As a female programmer, I've gotten a lot of funny reactions over the years. They've ranged from "I've never met a programmer who looks like you before" to "wow, you're a girl, so you must be pretty bad at math - how do you do it?" to "um, so, how did YOU become a programmer?" (to which my response, to a fellow (male) programmer, is: "I dunno, how did YOU become a programmer?"). Of course there are those who play it cool at first, but after a few minutes of conversation there's the inevitable "yeah, I was trying not to say anything, but you're a GIRL CODER??" (A for effort).
As much as I wish my gender didn't become the main talking point as soon as I state my profession (despite the amazing set of reactions it elicits), it isn't entirely unjustified.
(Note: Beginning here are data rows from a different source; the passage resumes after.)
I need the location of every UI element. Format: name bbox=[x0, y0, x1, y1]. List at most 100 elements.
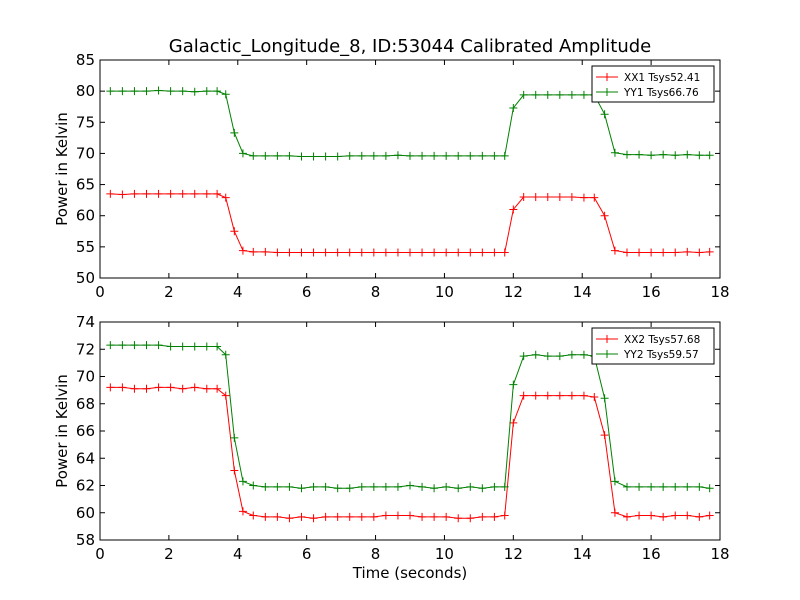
chart-1-x-tick-label: 2 bbox=[164, 545, 174, 563]
chart-title: Galactic_Longitude_8, ID:53044 Calibrate… bbox=[169, 36, 651, 57]
chart-1-series-0-point bbox=[478, 512, 487, 521]
chart-0-series-0-point bbox=[478, 248, 487, 257]
chart-0-series-0-point bbox=[333, 248, 342, 257]
chart-0-series-1-point bbox=[579, 90, 588, 99]
chart-0-series-1-point bbox=[166, 87, 175, 96]
chart-0-series-0-point bbox=[321, 248, 330, 257]
chart-0-series-0-point bbox=[357, 248, 366, 257]
chart-0-x-tick-label: 6 bbox=[302, 283, 312, 301]
chart-0-series-0-point bbox=[671, 248, 680, 257]
chart-0-series-1-point bbox=[509, 103, 518, 112]
chart-0-series-0-point bbox=[249, 247, 258, 256]
chart-0-series-0-point bbox=[490, 248, 499, 257]
chart-0-y-tick-label: 70 bbox=[76, 144, 95, 162]
chart-1-series-0-point bbox=[531, 391, 540, 400]
chart-1-series-1-point bbox=[345, 484, 354, 493]
chart-0-series-1-point bbox=[142, 87, 151, 96]
chart-1-series-1-point bbox=[142, 341, 151, 350]
chart-1-series-1-point bbox=[430, 484, 439, 493]
chart-0-series-1-point bbox=[261, 151, 270, 160]
chart-0-series-1-point bbox=[202, 87, 211, 96]
chart-1-series-1-point bbox=[238, 477, 247, 486]
chart-0-series-0-point bbox=[285, 248, 294, 257]
chart-1-series-1-point bbox=[500, 482, 509, 491]
chart-0-series-0-point bbox=[519, 193, 528, 202]
chart-0-series-0-point bbox=[600, 211, 609, 220]
chart-0-series-1-point bbox=[230, 128, 239, 137]
chart-1-series-0-point bbox=[221, 391, 230, 400]
chart-1-series-1-point bbox=[261, 482, 270, 491]
chart-0-series-0-point bbox=[590, 193, 599, 202]
chart-0-series-1-point bbox=[154, 86, 163, 95]
chart-0-series-0-point bbox=[659, 248, 668, 257]
chart-1-series-0-point bbox=[166, 383, 175, 392]
chart-1-y-tick-label: 72 bbox=[76, 340, 95, 358]
chart-1-series-0-point bbox=[695, 512, 704, 521]
chart-1-series-0-point bbox=[381, 511, 390, 520]
chart-0-series-1-point bbox=[130, 87, 139, 96]
chart-1-series-1-point bbox=[202, 342, 211, 351]
chart-1-series-1-point bbox=[531, 350, 540, 359]
chart-1-series-1-point bbox=[647, 482, 656, 491]
chart-1-series-1-point bbox=[178, 342, 187, 351]
chart-1-series-1-point bbox=[683, 482, 692, 491]
chart-1-x-tick-label: 0 bbox=[95, 545, 105, 563]
chart-0-series-0-point bbox=[635, 248, 644, 257]
chart-1-series-1-point bbox=[695, 482, 704, 491]
chart-1-series-1-point bbox=[466, 482, 475, 491]
chart-0-series-0-point bbox=[369, 248, 378, 257]
chart-0-series-0-point bbox=[381, 248, 390, 257]
chart-0-y-tick-label: 85 bbox=[76, 51, 95, 69]
chart-0-y-tick-label: 60 bbox=[76, 207, 95, 225]
chart-0-series-0-point bbox=[623, 248, 631, 257]
chart-0-series-0-point bbox=[543, 193, 552, 202]
chart-1-x-tick-label: 12 bbox=[504, 545, 523, 563]
chart-1-series-1-point bbox=[567, 350, 576, 359]
chart-1-y-tick-label: 66 bbox=[76, 422, 95, 440]
chart-1-series-1-point bbox=[705, 484, 714, 493]
chart-0-series-0-point bbox=[555, 193, 564, 202]
chart-0-series-1-point bbox=[623, 150, 631, 159]
chart-0-series-0-point bbox=[531, 193, 540, 202]
chart-0-legend-label-0: XX1 Tsys52.41 bbox=[624, 72, 700, 84]
chart-1-series-0-point bbox=[202, 384, 211, 393]
chart-1-legend bbox=[591, 327, 715, 365]
chart-0-series-1-point bbox=[430, 151, 439, 160]
chart-1-series-1-point bbox=[249, 481, 258, 490]
chart-1-series-0-point bbox=[106, 383, 115, 392]
chart-1-legend-label-1: YY2 Tsys59.57 bbox=[623, 349, 699, 361]
chart-1-y-tick-label: 64 bbox=[76, 449, 95, 467]
chart-0-series-1-point bbox=[106, 87, 115, 96]
chart-1-series-0-point bbox=[705, 511, 714, 520]
chart-0-series-0-point bbox=[406, 248, 414, 257]
chart-1-series-0-point bbox=[454, 514, 463, 523]
chart-1-series-0-point bbox=[466, 514, 475, 523]
chart-0-series-1-point bbox=[297, 152, 306, 161]
chart-1-series-1-point bbox=[406, 481, 414, 490]
chart-1-series-1-point bbox=[381, 482, 390, 491]
chart-1-series-0-point bbox=[600, 431, 609, 440]
chart-0-x-tick-label: 8 bbox=[371, 283, 381, 301]
chart-1-series-0-point bbox=[273, 512, 282, 521]
chart-1-series-1-point bbox=[579, 350, 588, 359]
chart-0-series-0-point bbox=[261, 247, 270, 256]
chart-0-series-1-point bbox=[221, 90, 230, 99]
chart-0-series-1-point bbox=[178, 87, 187, 96]
chart-1-series-0-point bbox=[659, 512, 668, 521]
chart-1-series-1-point bbox=[213, 342, 222, 351]
chart-0-series-0-point bbox=[393, 248, 402, 257]
chart-1-series-0-point bbox=[406, 511, 414, 520]
chart-1-series-1-point bbox=[106, 341, 115, 350]
chart-0-series-1-point bbox=[519, 90, 528, 99]
chart-0-series-1-point bbox=[695, 151, 704, 160]
chart-0-series-1-point bbox=[610, 148, 619, 157]
chart-1-series-0-point bbox=[579, 391, 588, 400]
chart-0-series-1-point bbox=[442, 151, 451, 160]
chart-1-series-1-point bbox=[671, 482, 680, 491]
chart-1-x-tick-label: 4 bbox=[233, 545, 243, 563]
chart-0-series-1-point bbox=[213, 87, 222, 96]
chart-1-legend-marker-1 bbox=[603, 350, 611, 358]
chart-0-series-0-point bbox=[610, 246, 619, 255]
chart-1-series-0-point bbox=[567, 391, 576, 400]
chart-0-x-tick-label: 12 bbox=[504, 283, 523, 301]
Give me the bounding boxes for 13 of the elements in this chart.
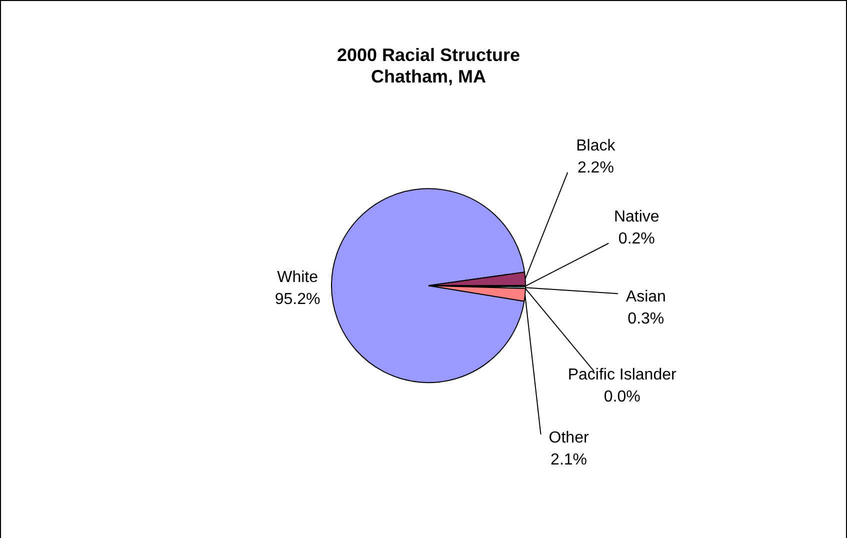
data-label: 2.2% bbox=[577, 159, 614, 176]
text: 0.0% bbox=[604, 388, 640, 406]
slice-label: White bbox=[277, 269, 318, 286]
category-label: Pacific Islander bbox=[568, 366, 676, 384]
slice-label: Asian bbox=[626, 288, 666, 306]
data-label: 2.1% bbox=[550, 451, 588, 468]
chart-title: 2000 Racial Structure Chatham, MA bbox=[336, 44, 520, 86]
data-label: 0.3% bbox=[628, 310, 664, 328]
slice-label: Black bbox=[576, 137, 616, 154]
data-label: 0.2% bbox=[618, 230, 655, 248]
slice-label: Native bbox=[614, 208, 660, 226]
data-label: 95.2% bbox=[274, 291, 320, 308]
slice-label: Other bbox=[548, 429, 590, 446]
People talk a good game about gender equality and encouraging girls and women in math and sciences, etc, but despite all this there is a very distinct lack of women in the software engineering profession.
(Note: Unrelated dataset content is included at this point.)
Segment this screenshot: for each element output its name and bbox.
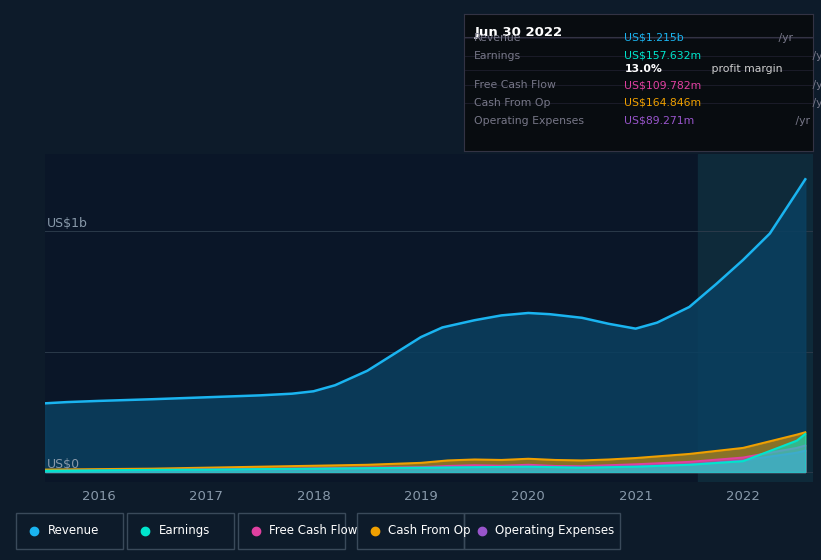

I've had a lot of time to ruminate on this issue and I've considered every option I can think of (lack of role models, girls aren't treated equitably in the classroom, maybe boys are just genetically better at math and science).
A few months ago I was at a networking event and, perhaps feeling a little punchier than usual, decided to speculate out loud about the third possibility - that women are just genetically disadvantaged when it comes to programming. "Men are just smarter and better at math, science, and engineering" was my hypothesis. The person I was talking to (who happened to be a male programmer) took my comment in stride and offered an alternative hypothesis (much to his credit) that has stayed with me.
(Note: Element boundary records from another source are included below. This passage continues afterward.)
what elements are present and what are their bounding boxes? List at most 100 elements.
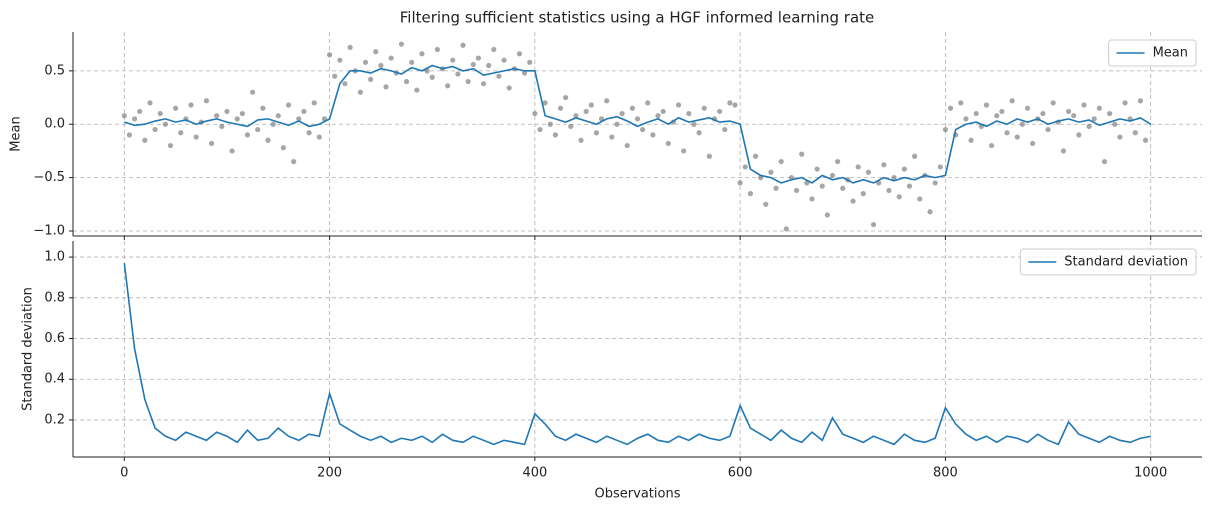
data-point — [388, 55, 394, 61]
data-point — [578, 137, 584, 143]
data-point — [239, 110, 245, 117]
data-point — [450, 57, 456, 63]
data-point — [727, 100, 733, 106]
y-tick-label: 0.6 — [44, 331, 65, 346]
data-point — [958, 100, 964, 106]
data-point — [1050, 100, 1056, 106]
data-point — [942, 126, 949, 133]
data-point — [260, 105, 266, 111]
data-point — [588, 102, 594, 108]
data-point — [1071, 113, 1077, 119]
data-point — [722, 126, 728, 133]
x-tick-label: 1000 — [1134, 466, 1167, 481]
data-point — [465, 78, 471, 85]
data-point — [1045, 126, 1051, 133]
data-point — [563, 94, 569, 101]
data-point — [629, 105, 635, 111]
data-point — [1117, 134, 1123, 140]
data-point — [291, 158, 297, 165]
data-point — [434, 46, 440, 53]
data-point — [496, 73, 502, 79]
data-point — [414, 87, 420, 93]
data-point — [1009, 98, 1015, 104]
data-point — [316, 134, 322, 140]
data-point — [527, 59, 533, 65]
data-point — [152, 126, 158, 133]
data-point — [604, 98, 610, 104]
data-point — [547, 121, 553, 127]
data-point — [475, 55, 482, 61]
y-tick-label: 0.4 — [44, 372, 65, 387]
data-point — [1101, 158, 1108, 165]
data-point — [742, 164, 748, 170]
data-point — [691, 121, 697, 127]
x-tick-label: 400 — [522, 466, 547, 481]
data-point — [285, 102, 292, 108]
x-axis-label: Observations — [595, 487, 681, 502]
data-point — [675, 102, 682, 108]
data-point — [1065, 108, 1072, 115]
data-point — [460, 42, 466, 48]
data-point — [1024, 105, 1031, 111]
data-point — [445, 83, 451, 89]
data-point — [650, 132, 656, 138]
data-point — [1040, 110, 1046, 117]
data-point — [203, 98, 210, 104]
data-point — [901, 166, 907, 172]
data-point — [660, 108, 666, 115]
data-point — [1030, 140, 1036, 147]
data-point — [706, 153, 712, 159]
data-point — [516, 51, 523, 57]
data-point — [999, 108, 1005, 115]
data-point — [829, 172, 836, 179]
y-axis-label: Standard deviation — [21, 287, 36, 411]
data-point — [137, 108, 143, 115]
data-point — [167, 142, 174, 149]
data-point — [1112, 121, 1118, 127]
legend-label: Standard deviation — [1064, 255, 1188, 270]
data-point — [147, 100, 153, 106]
data-point — [835, 158, 841, 165]
data-point — [927, 209, 933, 215]
data-point — [1019, 121, 1025, 127]
data-point — [337, 57, 343, 63]
data-point — [470, 61, 476, 68]
data-point — [860, 191, 866, 197]
data-point — [645, 100, 651, 106]
data-point — [752, 153, 759, 159]
data-point — [357, 89, 363, 95]
data-point — [737, 180, 743, 186]
data-point — [275, 113, 281, 119]
data-point — [250, 89, 256, 95]
data-point — [896, 194, 902, 200]
data-point — [378, 62, 384, 69]
data-point — [614, 121, 620, 127]
data-point — [634, 116, 641, 122]
data-point — [403, 78, 410, 85]
data-point — [865, 169, 872, 175]
legend-box — [1019, 248, 1197, 276]
data-point — [265, 137, 271, 143]
data-point — [506, 85, 512, 91]
legend-box — [1108, 39, 1197, 67]
data-point — [1091, 116, 1097, 122]
data-point — [480, 81, 487, 87]
data-point — [912, 153, 918, 159]
y-tick-label: 0.5 — [44, 63, 65, 78]
data-point — [1142, 137, 1149, 143]
data-point — [1107, 110, 1113, 117]
data-point — [732, 102, 738, 108]
data-point — [1096, 105, 1102, 111]
data-point — [799, 151, 805, 157]
data-point — [819, 183, 825, 189]
data-point — [686, 110, 692, 117]
data-point — [188, 102, 194, 108]
y-tick-label: 0.8 — [44, 290, 65, 305]
data-point — [655, 113, 661, 119]
data-point — [573, 113, 579, 119]
data-point — [906, 183, 913, 189]
data-point — [994, 113, 1000, 119]
data-point — [840, 185, 846, 191]
data-point — [783, 226, 789, 232]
"It's not that men are smarter, it's just that due to ego/nature/whatever else, they are willing to suffer in silence for a long time while they're figuring out a problem. To many, it may appear that a certain field, skill, etc comes naturally to them, but behind that "inherent skill" are many long, hard hours of beating their heads against a wall. In short, men aren't better, they just suffer in silence so all you see are the fruits of their labor, not the labor itself."
(this is not a direct quote, but this is what was said as nearly as I can remember it)
Hmm, so you mean guys aren't just better? They log the countless hours of bug fixing, documentation reading, head/wall slamming, and wee-hour programming as well?
And here I thought it was just me.
"It’s not that I’m so smart, it’s just that I stay with problems longer."